| Dr. Keith
Devlin is Executive Director of Stanford University's Center for the
Study of Language and Information and a Consulting Professor of
Mathematics at Stanford. He is a co-founder of Stanford's Media X
network—a campus-wide
research network focused on the design and use of interactive
technologies—and its Executive Director.
He is the author
of twenty-four books, one interactive book on CD-ROM and over seventy
published research articles. He is a Fellow of the American Association
for the Advancement of Science, and a World Economic Forum Fellow. He
has received numerous awards. (continues)
Devlin has a
B.Sc. degree in Mathematics from King's College London (1968) and a
Ph.D. in Mathematics from the University of Bristol (1971).
His current
research work is centered around the task of applying mathematical
techniques to issues of language and information and the design of
information systems.
He is a regular
contributor to NPR's popular magazine program Weekend Edition
(where he is known as "the Math Guy") and a frequent
contributor to various other local and national radio programs,
both in the USA and Britain, commenting on advances in mathematics
and computing.

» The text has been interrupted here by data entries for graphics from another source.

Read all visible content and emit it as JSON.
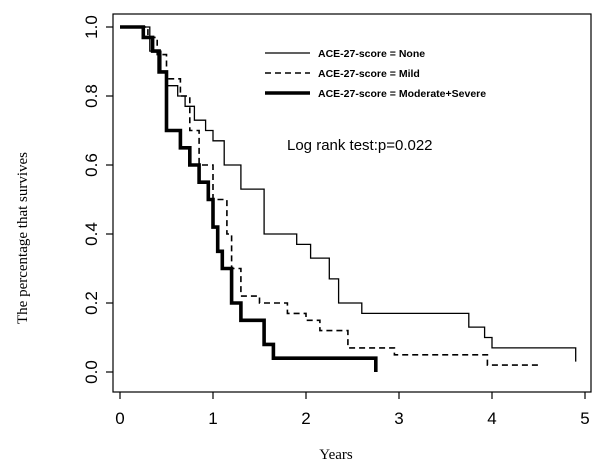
{
  "chart_data": {
    "type": "line",
    "step": true,
    "xlabel": "Years",
    "ylabel": "The percentage that survives",
    "xlim": [
      0,
      5
    ],
    "ylim": [
      0,
      1
    ],
    "xticks": [
      "0",
      "1",
      "2",
      "3",
      "4",
      "5"
    ],
    "yticks": [
      "0.0",
      "0.2",
      "0.4",
      "0.6",
      "0.8",
      "1.0"
    ],
    "grid": false,
    "legend_position": "top-right",
    "annotation": "Log rank test:p=0.022",
    "series": [
      {
        "name": "ACE-27-score = None",
        "line_style": "solid",
        "line_width": "thin",
        "x": [
          0,
          0.32,
          0.44,
          0.5,
          0.62,
          0.7,
          0.8,
          0.92,
          1.0,
          1.12,
          1.3,
          1.55,
          1.9,
          2.05,
          2.25,
          2.35,
          2.6,
          3.1,
          3.75,
          3.92,
          4.0,
          4.9
        ],
        "y": [
          1.0,
          0.93,
          0.87,
          0.83,
          0.8,
          0.77,
          0.73,
          0.7,
          0.67,
          0.6,
          0.53,
          0.4,
          0.37,
          0.33,
          0.27,
          0.2,
          0.17,
          0.17,
          0.13,
          0.1,
          0.07,
          0.03
        ]
      },
      {
        "name": "ACE-27-score = Mild",
        "line_style": "dashed",
        "line_width": "medium",
        "x": [
          0,
          0.3,
          0.4,
          0.5,
          0.65,
          0.75,
          0.85,
          1.0,
          1.15,
          1.2,
          1.3,
          1.5,
          1.8,
          2.0,
          2.15,
          2.45,
          2.95,
          3.3,
          3.95,
          4.5
        ],
        "y": [
          1.0,
          0.97,
          0.92,
          0.85,
          0.8,
          0.7,
          0.6,
          0.5,
          0.4,
          0.3,
          0.22,
          0.2,
          0.17,
          0.15,
          0.12,
          0.07,
          0.05,
          0.05,
          0.02,
          0.02
        ]
      },
      {
        "name": "ACE-27-score = Moderate+Severe",
        "line_style": "solid",
        "line_width": "thick",
        "x": [
          0,
          0.25,
          0.35,
          0.42,
          0.5,
          0.65,
          0.75,
          0.85,
          0.95,
          1.0,
          1.05,
          1.1,
          1.2,
          1.3,
          1.4,
          1.55,
          1.65,
          2.75
        ],
        "y": [
          1.0,
          0.97,
          0.93,
          0.87,
          0.7,
          0.65,
          0.6,
          0.55,
          0.5,
          0.42,
          0.35,
          0.3,
          0.2,
          0.15,
          0.15,
          0.08,
          0.04,
          0.0
        ]
      }
    ]
  }
}
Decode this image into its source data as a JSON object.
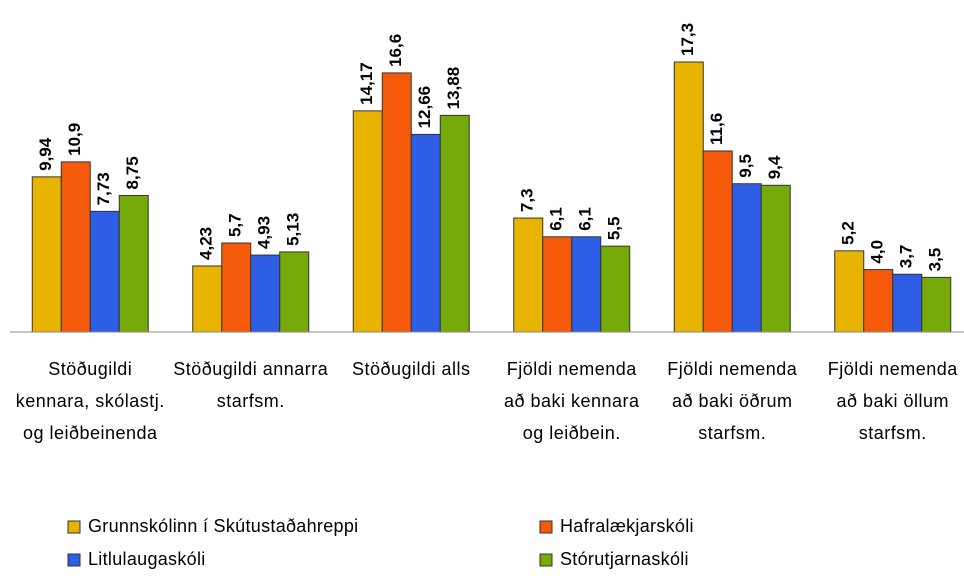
{
  "chart_data": {
    "type": "bar",
    "categories": [
      "Stöðugildi kennara, skólastj. og leiðbeinenda",
      "Stöðugildi annarra starfsm.",
      "Stöðugildi alls",
      "Fjöldi nemenda að baki kennara og leiðbein.",
      "Fjöldi nemenda að baki öðrum starfsm.",
      "Fjöldi nemenda að baki öllum starfsm."
    ],
    "series": [
      {
        "name": "Grunnskólinn í Skútustaðahreppi",
        "color": "#e8b400",
        "values": [
          9.94,
          4.23,
          14.17,
          7.3,
          17.3,
          5.2
        ],
        "value_labels": [
          "9,94",
          "4,23",
          "14,17",
          "7,3",
          "17,3",
          "5,2"
        ]
      },
      {
        "name": "Hafralækjarskóli",
        "color": "#f55a0a",
        "values": [
          10.9,
          5.7,
          16.6,
          6.1,
          11.6,
          4.0
        ],
        "value_labels": [
          "10,9",
          "5,7",
          "16,6",
          "6,1",
          "11,6",
          "4,0"
        ]
      },
      {
        "name": "Litlulaugaskóli",
        "color": "#2f5ee6",
        "values": [
          7.73,
          4.93,
          12.66,
          6.1,
          9.5,
          3.7
        ],
        "value_labels": [
          "7,73",
          "4,93",
          "12,66",
          "6,1",
          "9,5",
          "3,7"
        ]
      },
      {
        "name": "Stórutjarnaskóli",
        "color": "#76aa08",
        "values": [
          8.75,
          5.13,
          13.88,
          5.5,
          9.4,
          3.5
        ],
        "value_labels": [
          "8,75",
          "5,13",
          "13,88",
          "5,5",
          "9,4",
          "3,5"
        ]
      }
    ],
    "legend": "bottom"
  }
}
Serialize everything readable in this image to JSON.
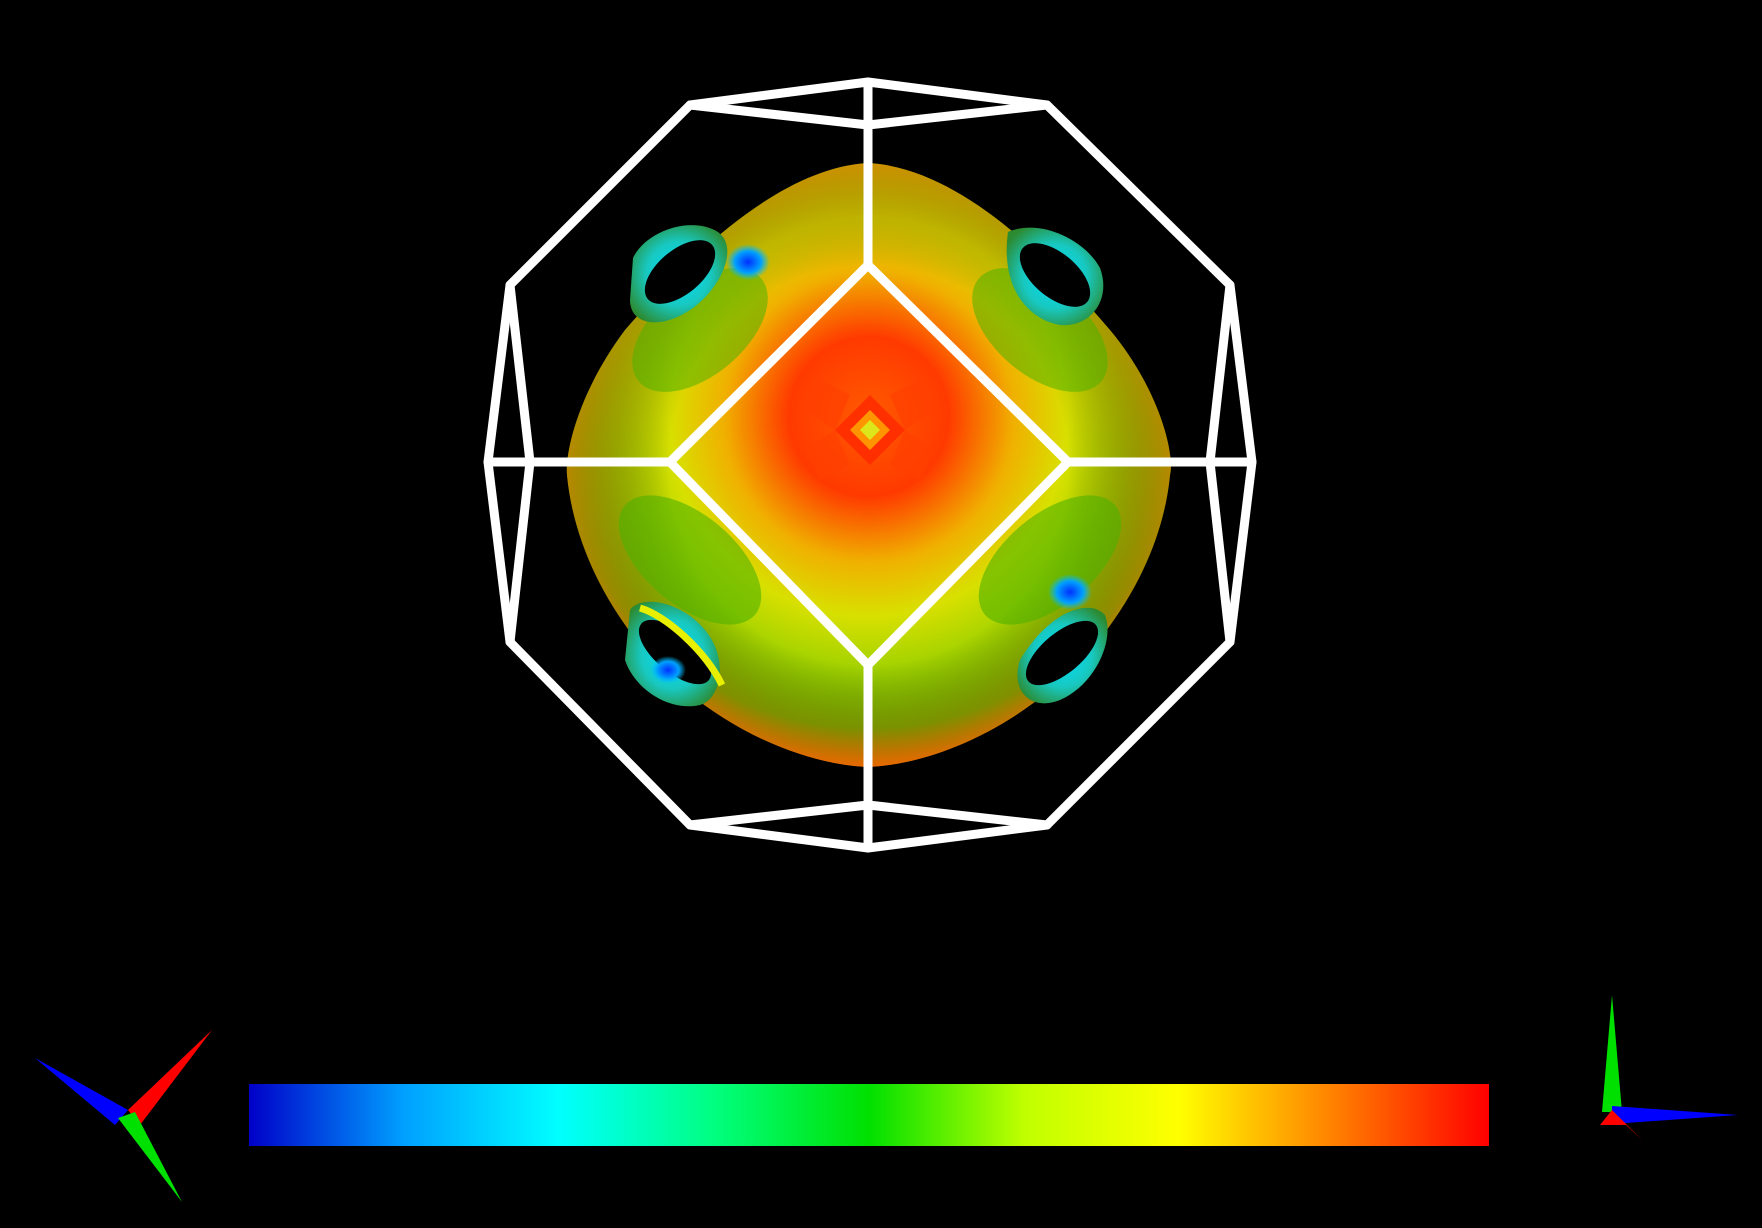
{
  "scene": {
    "background": "#000000",
    "frame_color": "#ffffff",
    "surface_palette": [
      "#0000ff",
      "#00ffff",
      "#00ff00",
      "#ffff00",
      "#ff0000"
    ],
    "icons": {
      "left_axes": "axes-triad-icon",
      "right_axes": "axes-triad-icon"
    },
    "axis_colors": {
      "a": "#ff0000",
      "b": "#00ff00",
      "c": "#0000ff"
    }
  },
  "colorbar": {
    "stops": [
      "#0000c8",
      "#00a0ff",
      "#00ffff",
      "#00ff80",
      "#00e000",
      "#c0ff00",
      "#ffff00",
      "#ff8000",
      "#ff0000"
    ]
  }
}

He writes a monthly column, "Devlin's Angle," on
the web journal MAA Online.
Most recent trade books:
* The Millennium Problems: The Seven
Greatest Unsolved Mathematical Puzzles of Our Time, published by Basic
Books in 2002
* The Math Gene: How Mathematical
Thinking Evolved and Why Numbers Are Like Gossip, published by Basic
Books in 2000
* InfoSense: Turning Information Into
Knowledge, published by W. H. Freeman in 1999
* Mathematics: The New Golden Age
(Second Edition), published by Columbia University Press in 1999
Book awards
* Life by the Numbers, the companion to
the six-part PBS television series of the same name, for which he was an
advisor, published by John Wiley in 1998, was nominated for the BABRA
Award.
* Logic and Information, published by
Cambridge University Press in 1991, won the American Association of
Publishers award as "Most Outstanding Book in Computer Science and Data
Processing of 1991".
* The Math Gene and The Language of
Mathematics won the Italian Peano Prize for 2003.